The Managed Care sector went two steps forward, then one step back in July. Two deals were announced in the span of two days, and as the month neared a close, another deal was terminated, leaving this year’s total at a sluggish 10 deals.

Back in May 2017, we reported on Evergreen Health’s journey to become a for-profit, provider-sponsored plan in Maryland. The company was birthed as an insurance co-op under the Affordable Care Act and has struggled to survive since.

In October 2016, Evergreen put itself up for sale as a result of unprofitability and growing indebtedness to the Center for Medicare and Medicaid Services.

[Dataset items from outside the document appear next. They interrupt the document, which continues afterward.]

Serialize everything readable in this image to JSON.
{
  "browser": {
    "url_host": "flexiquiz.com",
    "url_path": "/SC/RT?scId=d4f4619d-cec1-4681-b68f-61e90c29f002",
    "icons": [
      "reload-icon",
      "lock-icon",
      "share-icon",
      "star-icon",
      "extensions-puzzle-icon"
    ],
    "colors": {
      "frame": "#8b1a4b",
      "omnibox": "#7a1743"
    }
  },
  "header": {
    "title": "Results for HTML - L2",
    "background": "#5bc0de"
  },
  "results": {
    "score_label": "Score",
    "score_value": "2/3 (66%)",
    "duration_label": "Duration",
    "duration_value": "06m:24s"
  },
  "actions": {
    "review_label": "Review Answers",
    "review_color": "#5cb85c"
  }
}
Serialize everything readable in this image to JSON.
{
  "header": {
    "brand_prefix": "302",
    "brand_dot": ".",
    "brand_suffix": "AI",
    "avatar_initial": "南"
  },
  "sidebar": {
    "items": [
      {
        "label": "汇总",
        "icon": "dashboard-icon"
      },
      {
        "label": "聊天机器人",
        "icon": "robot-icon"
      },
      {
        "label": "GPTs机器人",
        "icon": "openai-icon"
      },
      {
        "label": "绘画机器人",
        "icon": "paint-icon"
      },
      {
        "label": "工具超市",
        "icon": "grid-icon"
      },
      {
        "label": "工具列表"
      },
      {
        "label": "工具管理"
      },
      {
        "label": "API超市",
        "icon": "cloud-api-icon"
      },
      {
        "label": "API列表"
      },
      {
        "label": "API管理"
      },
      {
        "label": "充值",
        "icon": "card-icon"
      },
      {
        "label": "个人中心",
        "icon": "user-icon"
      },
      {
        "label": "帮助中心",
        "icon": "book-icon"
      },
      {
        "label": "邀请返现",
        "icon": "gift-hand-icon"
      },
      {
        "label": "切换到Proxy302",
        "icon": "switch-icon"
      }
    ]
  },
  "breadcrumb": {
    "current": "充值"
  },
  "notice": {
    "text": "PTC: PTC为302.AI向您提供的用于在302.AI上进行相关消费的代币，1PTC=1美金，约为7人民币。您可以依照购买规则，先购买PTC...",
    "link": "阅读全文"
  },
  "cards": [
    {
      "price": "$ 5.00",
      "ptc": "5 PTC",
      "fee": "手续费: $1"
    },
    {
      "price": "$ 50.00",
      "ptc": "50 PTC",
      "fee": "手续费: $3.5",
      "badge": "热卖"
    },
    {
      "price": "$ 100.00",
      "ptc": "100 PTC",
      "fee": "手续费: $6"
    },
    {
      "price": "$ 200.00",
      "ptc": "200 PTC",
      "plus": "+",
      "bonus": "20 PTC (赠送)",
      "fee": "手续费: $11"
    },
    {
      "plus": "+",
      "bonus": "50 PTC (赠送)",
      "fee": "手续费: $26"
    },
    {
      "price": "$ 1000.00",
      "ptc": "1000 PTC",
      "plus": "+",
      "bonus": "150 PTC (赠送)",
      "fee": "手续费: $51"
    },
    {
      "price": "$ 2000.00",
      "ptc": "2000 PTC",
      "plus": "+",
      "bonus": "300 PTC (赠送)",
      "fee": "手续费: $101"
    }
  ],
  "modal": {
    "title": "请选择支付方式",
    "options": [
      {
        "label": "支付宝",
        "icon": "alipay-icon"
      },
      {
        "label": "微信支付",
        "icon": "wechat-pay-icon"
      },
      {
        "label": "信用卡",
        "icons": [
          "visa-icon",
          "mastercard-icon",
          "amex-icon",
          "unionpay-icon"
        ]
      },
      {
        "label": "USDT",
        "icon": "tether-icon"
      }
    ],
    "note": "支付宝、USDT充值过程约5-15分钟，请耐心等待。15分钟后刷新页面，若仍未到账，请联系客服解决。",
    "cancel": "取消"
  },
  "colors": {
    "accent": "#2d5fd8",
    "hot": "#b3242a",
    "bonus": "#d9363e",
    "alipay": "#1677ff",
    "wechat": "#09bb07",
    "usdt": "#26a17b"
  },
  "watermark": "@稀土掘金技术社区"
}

Then, on May 2, a group of investors agreed to buy the company, which implied forfeiting its non-profit status and oversight from CMS.  In June, the Maryland Insurance Administration approved the deal, and all systems were go.

In late July, the investors, which included Anne Arundel Health System, LifeBridge Health and JARS Health Investments, decided to call off the deal altogether.  They claimed new financial information was revealed that raised concerns as the deal neared a close.

Under the proposed acquisition deal, the investors had agreed to provide enough capital for the insurer to repay remaining ACA-related debts and provide necessary operational capital, despite an actuarial report claiming that Evergreen was essentially a zero-value company. Going forward, the investors say they will continue to seek out options for a provider-sponsored plan in Maryland, leaving a dire future for Evergreen Health and its 35,000 members.